What information must be reported?
Required "data elements" must be reported about "active covered individuals." There are optional data elements an RRE may report on as well. A covered person is an active covered individual if they (1) are between age 45 and age 64 and have coverage based on their own or a family member's current employment status; (2) are age 65 or older and have coverage based on their own or a spouse's current employment status; (3) have been receiving kidney dialysis or have received a kidney transplant, regardless of their own or a family member's current employment status; or (4) are under age 45 and known to be entitled to Medicare, and who have coverage under the plan based on their own or a family member's current employment status.

When is reporting required?
Reporting will be required no more than quarterly and initial electronic reporting will begin sometime in 2009. Meritain Health's first electronic submission will be due between July 1, 2009 and October 1, 2009, based on a schedule to be announced by the CMS' Medicare Coordination of Benefits Contractor (COBC). Before reporting begins, RREs must register with the COBC on or before the dates specified in Section 111.

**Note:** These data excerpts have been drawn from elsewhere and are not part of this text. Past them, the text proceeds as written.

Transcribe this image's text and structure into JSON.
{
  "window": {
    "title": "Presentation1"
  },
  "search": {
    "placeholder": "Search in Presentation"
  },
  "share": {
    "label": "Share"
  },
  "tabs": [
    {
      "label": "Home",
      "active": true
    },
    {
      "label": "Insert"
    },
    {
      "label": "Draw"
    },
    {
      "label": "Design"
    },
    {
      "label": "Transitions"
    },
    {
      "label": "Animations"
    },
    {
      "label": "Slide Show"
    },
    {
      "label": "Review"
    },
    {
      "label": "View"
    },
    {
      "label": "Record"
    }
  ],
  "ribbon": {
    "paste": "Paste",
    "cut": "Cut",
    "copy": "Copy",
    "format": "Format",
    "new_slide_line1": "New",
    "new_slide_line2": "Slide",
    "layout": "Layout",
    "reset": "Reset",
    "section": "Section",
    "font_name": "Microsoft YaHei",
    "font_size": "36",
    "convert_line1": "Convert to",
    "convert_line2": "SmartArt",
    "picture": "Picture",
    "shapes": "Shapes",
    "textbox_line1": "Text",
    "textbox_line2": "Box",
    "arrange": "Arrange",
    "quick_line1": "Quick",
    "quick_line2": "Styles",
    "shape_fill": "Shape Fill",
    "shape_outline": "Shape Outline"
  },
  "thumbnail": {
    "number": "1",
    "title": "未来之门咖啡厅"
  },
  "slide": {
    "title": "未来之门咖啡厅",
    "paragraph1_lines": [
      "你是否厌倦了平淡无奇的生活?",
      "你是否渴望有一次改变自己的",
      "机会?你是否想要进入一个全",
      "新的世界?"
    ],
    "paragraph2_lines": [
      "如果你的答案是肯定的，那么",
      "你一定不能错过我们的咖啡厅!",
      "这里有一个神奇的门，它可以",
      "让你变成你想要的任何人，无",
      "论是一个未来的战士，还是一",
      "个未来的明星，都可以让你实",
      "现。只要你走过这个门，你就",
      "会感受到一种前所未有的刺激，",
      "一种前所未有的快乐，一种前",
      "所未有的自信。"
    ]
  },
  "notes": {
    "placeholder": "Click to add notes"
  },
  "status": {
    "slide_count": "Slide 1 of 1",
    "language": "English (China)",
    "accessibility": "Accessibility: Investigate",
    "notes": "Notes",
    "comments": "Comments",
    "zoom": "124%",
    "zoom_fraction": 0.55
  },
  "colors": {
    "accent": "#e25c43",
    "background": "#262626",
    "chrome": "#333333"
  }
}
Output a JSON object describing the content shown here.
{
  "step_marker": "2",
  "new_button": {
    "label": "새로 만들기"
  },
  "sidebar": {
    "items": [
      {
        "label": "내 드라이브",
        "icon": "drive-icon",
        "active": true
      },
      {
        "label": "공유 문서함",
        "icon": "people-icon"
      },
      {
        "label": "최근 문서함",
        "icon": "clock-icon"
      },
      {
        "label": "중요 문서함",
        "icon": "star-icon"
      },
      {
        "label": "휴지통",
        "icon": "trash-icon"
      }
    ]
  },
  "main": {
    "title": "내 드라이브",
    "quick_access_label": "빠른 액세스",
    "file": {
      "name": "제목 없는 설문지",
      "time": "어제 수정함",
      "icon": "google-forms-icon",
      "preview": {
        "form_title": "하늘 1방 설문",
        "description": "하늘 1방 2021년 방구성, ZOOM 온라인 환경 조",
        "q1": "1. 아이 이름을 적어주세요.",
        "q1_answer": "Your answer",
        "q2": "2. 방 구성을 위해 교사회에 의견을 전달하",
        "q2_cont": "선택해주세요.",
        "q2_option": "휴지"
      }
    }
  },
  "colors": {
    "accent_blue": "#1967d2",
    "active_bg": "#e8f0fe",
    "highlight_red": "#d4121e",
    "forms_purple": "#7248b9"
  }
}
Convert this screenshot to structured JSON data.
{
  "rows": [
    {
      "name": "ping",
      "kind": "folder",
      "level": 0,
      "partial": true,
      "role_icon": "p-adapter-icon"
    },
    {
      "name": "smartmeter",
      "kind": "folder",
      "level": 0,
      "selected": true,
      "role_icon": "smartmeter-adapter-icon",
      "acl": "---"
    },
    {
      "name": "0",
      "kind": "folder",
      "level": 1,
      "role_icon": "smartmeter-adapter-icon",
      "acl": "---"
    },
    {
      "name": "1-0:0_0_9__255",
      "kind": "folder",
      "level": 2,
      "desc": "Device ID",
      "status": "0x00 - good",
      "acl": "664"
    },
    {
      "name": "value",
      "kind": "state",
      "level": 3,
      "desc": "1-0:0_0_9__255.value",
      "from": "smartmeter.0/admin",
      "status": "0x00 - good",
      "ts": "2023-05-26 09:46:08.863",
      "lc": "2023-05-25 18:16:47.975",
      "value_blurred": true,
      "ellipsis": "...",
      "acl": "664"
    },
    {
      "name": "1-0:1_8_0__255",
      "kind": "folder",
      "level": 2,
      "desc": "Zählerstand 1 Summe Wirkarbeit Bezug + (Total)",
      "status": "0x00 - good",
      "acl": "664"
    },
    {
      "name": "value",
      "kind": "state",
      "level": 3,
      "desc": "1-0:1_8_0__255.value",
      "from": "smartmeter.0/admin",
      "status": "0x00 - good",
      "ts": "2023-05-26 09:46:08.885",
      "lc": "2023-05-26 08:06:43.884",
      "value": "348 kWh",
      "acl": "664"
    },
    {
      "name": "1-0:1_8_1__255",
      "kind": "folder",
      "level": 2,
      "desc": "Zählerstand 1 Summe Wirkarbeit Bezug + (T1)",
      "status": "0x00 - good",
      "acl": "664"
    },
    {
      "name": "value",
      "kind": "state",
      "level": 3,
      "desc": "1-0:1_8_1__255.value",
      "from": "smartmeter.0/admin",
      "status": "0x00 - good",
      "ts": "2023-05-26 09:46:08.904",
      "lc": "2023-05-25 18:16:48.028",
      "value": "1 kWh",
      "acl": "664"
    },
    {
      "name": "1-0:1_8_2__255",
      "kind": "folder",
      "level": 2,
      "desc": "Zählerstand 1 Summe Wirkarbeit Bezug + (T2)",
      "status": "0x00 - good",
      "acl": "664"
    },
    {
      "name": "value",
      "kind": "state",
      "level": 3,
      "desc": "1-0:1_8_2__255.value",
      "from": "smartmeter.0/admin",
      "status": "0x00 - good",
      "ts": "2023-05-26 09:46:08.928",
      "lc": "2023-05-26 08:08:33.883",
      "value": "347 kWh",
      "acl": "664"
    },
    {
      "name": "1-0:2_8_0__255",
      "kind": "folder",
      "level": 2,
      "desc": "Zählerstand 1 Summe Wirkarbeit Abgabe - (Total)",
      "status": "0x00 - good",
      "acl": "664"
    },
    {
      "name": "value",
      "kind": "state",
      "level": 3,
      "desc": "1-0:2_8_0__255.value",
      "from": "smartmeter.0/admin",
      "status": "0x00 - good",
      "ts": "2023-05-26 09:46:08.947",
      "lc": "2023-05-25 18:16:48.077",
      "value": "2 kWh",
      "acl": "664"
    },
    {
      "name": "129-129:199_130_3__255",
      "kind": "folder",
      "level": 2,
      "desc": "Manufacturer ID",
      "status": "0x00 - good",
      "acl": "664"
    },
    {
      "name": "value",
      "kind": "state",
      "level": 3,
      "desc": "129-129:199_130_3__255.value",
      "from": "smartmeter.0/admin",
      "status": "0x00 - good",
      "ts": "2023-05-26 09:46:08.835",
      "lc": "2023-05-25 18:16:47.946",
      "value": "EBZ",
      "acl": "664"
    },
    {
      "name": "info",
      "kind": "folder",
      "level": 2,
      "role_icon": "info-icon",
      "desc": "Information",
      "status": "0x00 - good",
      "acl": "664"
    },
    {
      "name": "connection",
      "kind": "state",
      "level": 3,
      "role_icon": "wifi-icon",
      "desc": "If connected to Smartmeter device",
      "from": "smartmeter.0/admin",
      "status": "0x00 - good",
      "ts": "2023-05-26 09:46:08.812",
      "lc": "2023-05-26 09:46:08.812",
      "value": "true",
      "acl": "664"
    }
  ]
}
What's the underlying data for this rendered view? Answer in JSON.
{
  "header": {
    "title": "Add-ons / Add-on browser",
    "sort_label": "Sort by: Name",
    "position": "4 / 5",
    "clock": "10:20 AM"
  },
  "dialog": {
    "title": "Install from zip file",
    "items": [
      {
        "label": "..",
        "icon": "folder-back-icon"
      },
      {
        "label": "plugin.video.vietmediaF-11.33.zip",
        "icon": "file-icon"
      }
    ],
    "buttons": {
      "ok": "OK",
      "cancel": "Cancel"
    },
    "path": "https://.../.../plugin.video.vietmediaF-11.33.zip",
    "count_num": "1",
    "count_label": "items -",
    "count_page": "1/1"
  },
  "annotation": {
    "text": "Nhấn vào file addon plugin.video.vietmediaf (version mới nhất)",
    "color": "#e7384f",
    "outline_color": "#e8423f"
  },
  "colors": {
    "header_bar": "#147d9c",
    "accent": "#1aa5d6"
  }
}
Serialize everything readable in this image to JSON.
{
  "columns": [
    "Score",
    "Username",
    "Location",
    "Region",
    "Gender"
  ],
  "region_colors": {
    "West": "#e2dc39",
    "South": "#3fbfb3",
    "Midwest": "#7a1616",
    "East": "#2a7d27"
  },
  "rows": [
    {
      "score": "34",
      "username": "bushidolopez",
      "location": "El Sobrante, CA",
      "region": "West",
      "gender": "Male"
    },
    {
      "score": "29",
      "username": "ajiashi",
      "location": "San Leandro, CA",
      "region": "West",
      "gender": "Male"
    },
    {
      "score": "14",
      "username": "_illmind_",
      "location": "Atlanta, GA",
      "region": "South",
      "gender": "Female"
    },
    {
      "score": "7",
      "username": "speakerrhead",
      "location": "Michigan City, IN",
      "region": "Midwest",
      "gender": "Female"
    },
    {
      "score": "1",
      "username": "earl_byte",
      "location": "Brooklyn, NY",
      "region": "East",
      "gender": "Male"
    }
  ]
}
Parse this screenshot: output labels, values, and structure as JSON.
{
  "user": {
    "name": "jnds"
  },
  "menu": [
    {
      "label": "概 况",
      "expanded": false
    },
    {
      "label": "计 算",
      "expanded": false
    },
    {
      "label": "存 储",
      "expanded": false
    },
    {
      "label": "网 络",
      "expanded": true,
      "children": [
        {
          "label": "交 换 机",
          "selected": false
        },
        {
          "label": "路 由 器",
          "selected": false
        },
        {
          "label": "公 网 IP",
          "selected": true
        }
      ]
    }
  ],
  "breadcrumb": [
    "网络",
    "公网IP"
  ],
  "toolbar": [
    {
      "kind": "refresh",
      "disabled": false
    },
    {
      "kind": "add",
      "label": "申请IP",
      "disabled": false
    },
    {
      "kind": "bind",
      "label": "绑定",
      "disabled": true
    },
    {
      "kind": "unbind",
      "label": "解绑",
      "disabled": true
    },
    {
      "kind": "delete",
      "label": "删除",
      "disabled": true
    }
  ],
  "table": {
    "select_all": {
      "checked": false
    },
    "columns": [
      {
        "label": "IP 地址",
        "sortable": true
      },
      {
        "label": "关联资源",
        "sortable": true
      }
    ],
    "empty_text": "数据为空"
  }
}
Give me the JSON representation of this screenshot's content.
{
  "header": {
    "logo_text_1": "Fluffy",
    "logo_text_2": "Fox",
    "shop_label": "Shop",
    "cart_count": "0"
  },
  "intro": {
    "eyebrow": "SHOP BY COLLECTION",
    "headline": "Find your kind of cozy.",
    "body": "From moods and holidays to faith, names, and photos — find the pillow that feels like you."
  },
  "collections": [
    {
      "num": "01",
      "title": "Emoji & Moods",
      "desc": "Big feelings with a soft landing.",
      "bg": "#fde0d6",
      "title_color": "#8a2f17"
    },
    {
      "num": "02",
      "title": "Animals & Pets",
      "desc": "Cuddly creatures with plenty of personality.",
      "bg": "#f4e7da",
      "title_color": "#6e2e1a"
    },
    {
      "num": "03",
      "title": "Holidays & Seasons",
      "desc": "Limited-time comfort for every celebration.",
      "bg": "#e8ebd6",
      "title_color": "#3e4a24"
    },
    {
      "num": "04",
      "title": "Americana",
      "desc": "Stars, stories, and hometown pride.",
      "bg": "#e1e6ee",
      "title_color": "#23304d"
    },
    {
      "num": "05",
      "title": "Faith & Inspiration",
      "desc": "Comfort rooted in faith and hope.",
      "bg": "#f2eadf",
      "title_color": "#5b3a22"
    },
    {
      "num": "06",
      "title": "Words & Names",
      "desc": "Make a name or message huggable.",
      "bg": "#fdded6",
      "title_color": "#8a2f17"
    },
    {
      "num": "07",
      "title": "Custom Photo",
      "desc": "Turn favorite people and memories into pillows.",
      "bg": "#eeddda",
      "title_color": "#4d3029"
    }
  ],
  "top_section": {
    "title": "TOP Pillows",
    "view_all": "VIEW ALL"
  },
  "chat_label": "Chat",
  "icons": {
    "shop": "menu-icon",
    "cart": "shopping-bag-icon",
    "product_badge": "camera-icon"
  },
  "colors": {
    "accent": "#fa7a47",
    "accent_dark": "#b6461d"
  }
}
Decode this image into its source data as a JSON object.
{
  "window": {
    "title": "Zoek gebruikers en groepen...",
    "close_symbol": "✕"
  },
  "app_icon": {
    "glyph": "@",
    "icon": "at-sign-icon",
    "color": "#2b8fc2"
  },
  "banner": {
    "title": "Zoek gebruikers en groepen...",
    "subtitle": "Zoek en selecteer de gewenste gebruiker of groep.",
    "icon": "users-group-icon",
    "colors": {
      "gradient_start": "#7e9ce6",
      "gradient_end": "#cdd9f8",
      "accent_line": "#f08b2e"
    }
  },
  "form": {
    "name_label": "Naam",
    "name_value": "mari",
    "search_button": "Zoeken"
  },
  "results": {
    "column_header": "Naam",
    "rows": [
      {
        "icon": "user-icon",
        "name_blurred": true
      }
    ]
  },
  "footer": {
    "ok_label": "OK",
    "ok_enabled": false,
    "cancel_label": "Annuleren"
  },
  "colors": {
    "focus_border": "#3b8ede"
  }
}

How does this Act impact employers?
While this Act does not directly impact most employers, (unless the group is both self-funded and self-administered, in which case the requirement lies with the plan administrator) employers may be asked by their TPA or insurer, to report certain information to assist the TPA/insurer in complying. Meritain Health is currently in the process of reviewing our procedures to determine what, if any, additional information will be needed from our clients.

Additional information
Failure to comply with the new reporting requirements could result in substantial fines of $1,000 per day, per individual for which information is not reported.


Compliance Quarterly is being provided as an informational tool. It is recommended that plans consult with their own experts or counsel to review all applicable federal and state legal requirements that may apply to their group health plan. By providing this publication and any attachments, Meritain Health is not exercising discretionary authority over the plan and is not assuming a plan fiduciary role, nor is Meritain Health providing legal advice.